Dr. Cresiski became Nevada State College’s Vice Provost of Scholarship and Experiential Curriculum in 2014. Prior to this role, as a faculty member at Nevada State College, she taught Immunology, Genetics, Microbiology and Molecular Biology, as well as a First Year Experience (FYE) course : My Hormones Made Me Do It: the Biological Underpinnings of Psychological Behavior. She started NSC’s first undergraduate research program in the sciences.

Helen J. Wing

Helen J. Wing is an Associate Professor of Molecular Microbiology in the School of Life Sciences at the University of Nevada, Las Vegas. She obtained her Ph.D. in Biochemistry from the University of Birmingham (UK) in 1997, where she studied transcriptional gene regulation in Escherichia coli. She worked with both Prof. Stephen J.W. Busby and Prof. John R. Guest in her first post-doctoral position, where she employed biochemical approaches to study transcription. In 2000, Helen moved to the U.S. to take a post-doctoral position with Marcia B. Goldberg M.D. at Harvard Medical School and Massachusetts General Hospital. It was here that she became interested in the transcriptional regulation of Shigella virulence genes and antimicrobial peptides. She joined the faculty at the University of Nevada, Las Vegas in 2005.
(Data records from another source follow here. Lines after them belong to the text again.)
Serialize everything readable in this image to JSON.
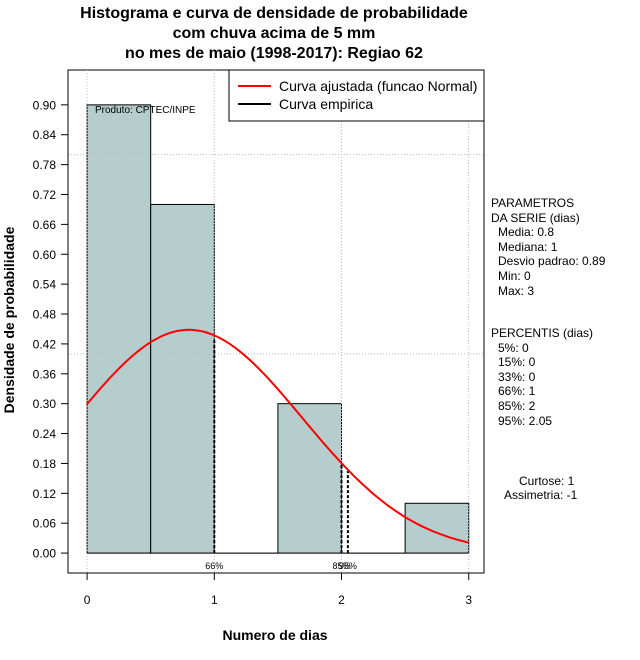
{
  "chart_data": {
    "type": "bar",
    "title_lines": [
      "Histograma e curva de densidade de probabilidade",
      "com chuva acima de 5 mm",
      "no mes de maio (1998-2017): Regiao 62"
    ],
    "xlabel": "Numero de dias",
    "ylabel": "Densidade de probabilidade",
    "xlim": [
      -0.15,
      3.12
    ],
    "ylim": [
      -0.04,
      0.97
    ],
    "x_ticks": [
      "0",
      "1",
      "2",
      "3"
    ],
    "y_ticks": [
      "0.00",
      "0.06",
      "0.12",
      "0.18",
      "0.24",
      "0.30",
      "0.36",
      "0.42",
      "0.48",
      "0.54",
      "0.60",
      "0.66",
      "0.72",
      "0.78",
      "0.84",
      "0.90"
    ],
    "bars": [
      {
        "x0": 0.0,
        "x1": 0.5,
        "value": 0.9
      },
      {
        "x0": 0.5,
        "x1": 1.0,
        "value": 0.7
      },
      {
        "x0": 1.0,
        "x1": 1.5,
        "value": 0.0
      },
      {
        "x0": 1.5,
        "x1": 2.0,
        "value": 0.3
      },
      {
        "x0": 2.0,
        "x1": 2.5,
        "value": 0.0
      },
      {
        "x0": 2.5,
        "x1": 3.0,
        "value": 0.1
      }
    ],
    "bar_color": "#b5cdcd",
    "curve": {
      "name": "Curva ajustada (funcao Normal)",
      "type": "normal",
      "mean": 0.8,
      "sd": 0.89,
      "x_from": 0.0,
      "x_to": 3.0,
      "color": "#ff0000"
    },
    "empirical_curve": {
      "name": "Curva empirica",
      "color": "#000000"
    },
    "grid_x": [
      0,
      1,
      2,
      3
    ],
    "grid_y": [
      0.4,
      0.8
    ],
    "percentile_markers": [
      {
        "x": 1.0,
        "top": 0.43,
        "label": "66%"
      },
      {
        "x": 2.0,
        "top": 0.18,
        "label": "85%"
      },
      {
        "x": 2.05,
        "top": 0.165,
        "label": "95%"
      }
    ],
    "credit": "Produto: CPTEC/INPE",
    "legend_position": "top-right"
  },
  "side_panel": {
    "params_title_1": "PARAMETROS",
    "params_title_2": "DA SERIE (dias)",
    "media": "Media: 0.8",
    "mediana": "Mediana: 1",
    "desvio": "Desvio padrao: 0.89",
    "min": "Min: 0",
    "max": "Max: 3",
    "percentis_title": "PERCENTIS (dias)",
    "p5": "5%: 0",
    "p15": "15%: 0",
    "p33": "33%: 0",
    "p66": "66%: 1",
    "p85": "85%: 2",
    "p95": "95%: 2.05",
    "curtose": "Curtose: 1",
    "assimetria": "Assimetria: -1"
  }
}
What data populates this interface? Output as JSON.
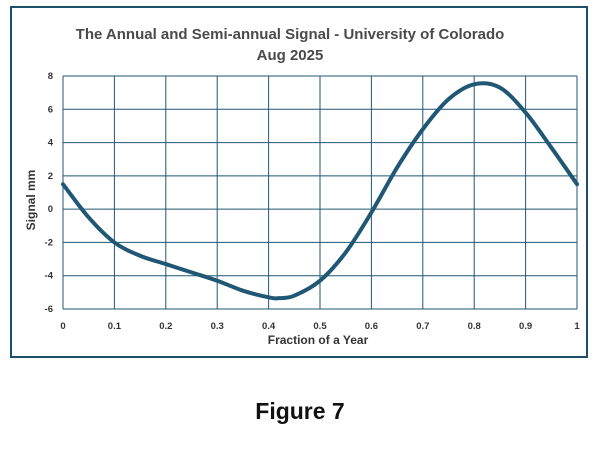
{
  "caption": "Figure 7",
  "chart_data": {
    "type": "line",
    "title": "The Annual and Semi-annual Signal - University of Colorado",
    "subtitle": "Aug 2025",
    "xlabel": "Fraction of a Year",
    "ylabel": "Signal mm",
    "xlim": [
      0,
      1
    ],
    "ylim": [
      -6,
      8
    ],
    "xticks": [
      "0",
      "0.1",
      "0.2",
      "0.3",
      "0.4",
      "0.5",
      "0.6",
      "0.7",
      "0.8",
      "0.9",
      "1"
    ],
    "yticks": [
      "8",
      "6",
      "4",
      "2",
      "0",
      "-2",
      "-4",
      "-6"
    ],
    "grid": true,
    "line_color": "#1f5775",
    "series": [
      {
        "x": [
          0,
          0.05,
          0.1,
          0.15,
          0.2,
          0.25,
          0.3,
          0.35,
          0.4,
          0.42,
          0.45,
          0.5,
          0.55,
          0.6,
          0.65,
          0.7,
          0.75,
          0.8,
          0.85,
          0.9,
          0.95,
          1.0
        ],
        "y": [
          1.5,
          -0.5,
          -2.0,
          -2.8,
          -3.3,
          -3.8,
          -4.3,
          -4.9,
          -5.3,
          -5.35,
          -5.2,
          -4.3,
          -2.6,
          -0.2,
          2.5,
          4.8,
          6.6,
          7.5,
          7.3,
          5.8,
          3.7,
          1.5
        ]
      }
    ]
  }
}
The primary focus of my research laboratory is virulence gene expression in the bacterial pathogen Shigella flexneri, the causal agent of bacillary dysentery, which is estimated to kill over 1 million people each year. All four species of Shigella harbor a large virulence plasmid, which carries most of the genes required to cause disease in the human host, including those required for invasion, type III secretion and actin-based motility, a process that allows bacteria to spread from one human cell to another. We are interested in the environmental cues, the timing and the molecular events that trigger the expression of virulence genes. We are particularly interested in the complex interplay between nucleoid structuring proteins, proteins that facilitate the packaging of DNA into tiny cells, and the transcriptional regulators of virulence in Shigella VirF and VirB.